Now I just needed to upgrade my split charge relay and grounds. Grounds are easy enough one for the 0V deep cycle bank terminal to shunt and the other shunt to chassis.
Most of the rest of the job was done by my 95mm² leftovers. All I had to do is go from the end of the B2B link into a new upgraded relay and across to my deep cycles.
For now I've upgraded the B2B fuse for a 80A from the spares drawer. If I need bigger later I'll go bigger later.
The primary PWM split charge relay circuit via solar controller is still a humble 40A and is current limited by MCB.

The secondary is big and dumb: battery to battery.
In the end I couldn't commit my 250A relay...that thing is a monster...15W coil!! My laptop uses less on a good day..ahem well maybe not..but close!

Next contender is that lervely 200A latching relay.
Permanent magnets, fires like an unloaded gun. Pulse on, reverse polarity pulse off.
Uses less lekytrons than my piddling 10A relay.

Rolls Royce of Relays, P.
Albrght relay with a Merlin Badge.
That seller comes by them from time to time braking ambulances.

datasheet

6W flat mount this morning. 55W tilted 60°.
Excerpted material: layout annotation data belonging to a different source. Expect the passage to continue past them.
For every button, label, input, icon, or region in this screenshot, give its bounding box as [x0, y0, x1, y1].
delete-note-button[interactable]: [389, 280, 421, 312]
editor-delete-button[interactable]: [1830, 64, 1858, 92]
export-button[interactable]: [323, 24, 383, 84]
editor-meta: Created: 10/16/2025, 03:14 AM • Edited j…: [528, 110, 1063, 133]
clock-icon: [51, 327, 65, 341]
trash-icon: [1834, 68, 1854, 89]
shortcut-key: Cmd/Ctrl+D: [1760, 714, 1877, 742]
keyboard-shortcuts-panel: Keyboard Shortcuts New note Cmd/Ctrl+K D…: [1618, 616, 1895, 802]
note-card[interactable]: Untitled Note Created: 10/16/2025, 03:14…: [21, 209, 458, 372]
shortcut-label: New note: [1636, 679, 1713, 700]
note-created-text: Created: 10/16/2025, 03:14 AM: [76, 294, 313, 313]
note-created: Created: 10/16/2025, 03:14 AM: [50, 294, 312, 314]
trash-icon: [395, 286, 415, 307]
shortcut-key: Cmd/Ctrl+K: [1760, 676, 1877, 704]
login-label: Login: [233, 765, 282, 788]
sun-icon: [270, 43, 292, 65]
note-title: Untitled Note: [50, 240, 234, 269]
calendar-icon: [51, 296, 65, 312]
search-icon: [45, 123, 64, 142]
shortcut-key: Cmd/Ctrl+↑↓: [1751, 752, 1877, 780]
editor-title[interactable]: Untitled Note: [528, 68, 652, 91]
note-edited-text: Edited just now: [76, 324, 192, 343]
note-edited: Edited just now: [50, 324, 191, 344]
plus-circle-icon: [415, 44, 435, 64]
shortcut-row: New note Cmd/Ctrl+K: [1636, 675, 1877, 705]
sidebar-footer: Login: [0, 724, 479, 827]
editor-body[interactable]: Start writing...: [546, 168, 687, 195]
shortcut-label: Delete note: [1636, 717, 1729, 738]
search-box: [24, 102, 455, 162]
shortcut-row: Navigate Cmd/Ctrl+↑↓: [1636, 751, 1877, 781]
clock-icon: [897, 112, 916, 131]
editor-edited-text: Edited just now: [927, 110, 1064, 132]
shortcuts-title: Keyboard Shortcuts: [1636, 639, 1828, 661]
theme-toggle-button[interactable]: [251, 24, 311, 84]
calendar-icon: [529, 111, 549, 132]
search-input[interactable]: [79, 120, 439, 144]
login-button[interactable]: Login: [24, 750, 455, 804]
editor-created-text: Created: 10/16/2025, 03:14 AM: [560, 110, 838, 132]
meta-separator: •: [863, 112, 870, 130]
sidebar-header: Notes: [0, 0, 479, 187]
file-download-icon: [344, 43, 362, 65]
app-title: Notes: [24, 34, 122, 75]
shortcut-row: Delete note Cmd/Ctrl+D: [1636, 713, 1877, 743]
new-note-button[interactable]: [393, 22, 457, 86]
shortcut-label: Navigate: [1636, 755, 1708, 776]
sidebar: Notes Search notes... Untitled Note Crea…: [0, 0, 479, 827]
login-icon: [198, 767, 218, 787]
Now that my window slides are a bit weathered they hold the module fine without clamps even in 3m/s wind.

I'm wise to your mischiefs P.


I've a 1.5kW array to stick on the gaff that's more pressing.

The police crash response jeeps have an interesting LED sign deployment mechanism on their roof. :pac:

It's only vital tilt for the cusps of Winter season and they're the ones most campers are indoors or only wanting trickle.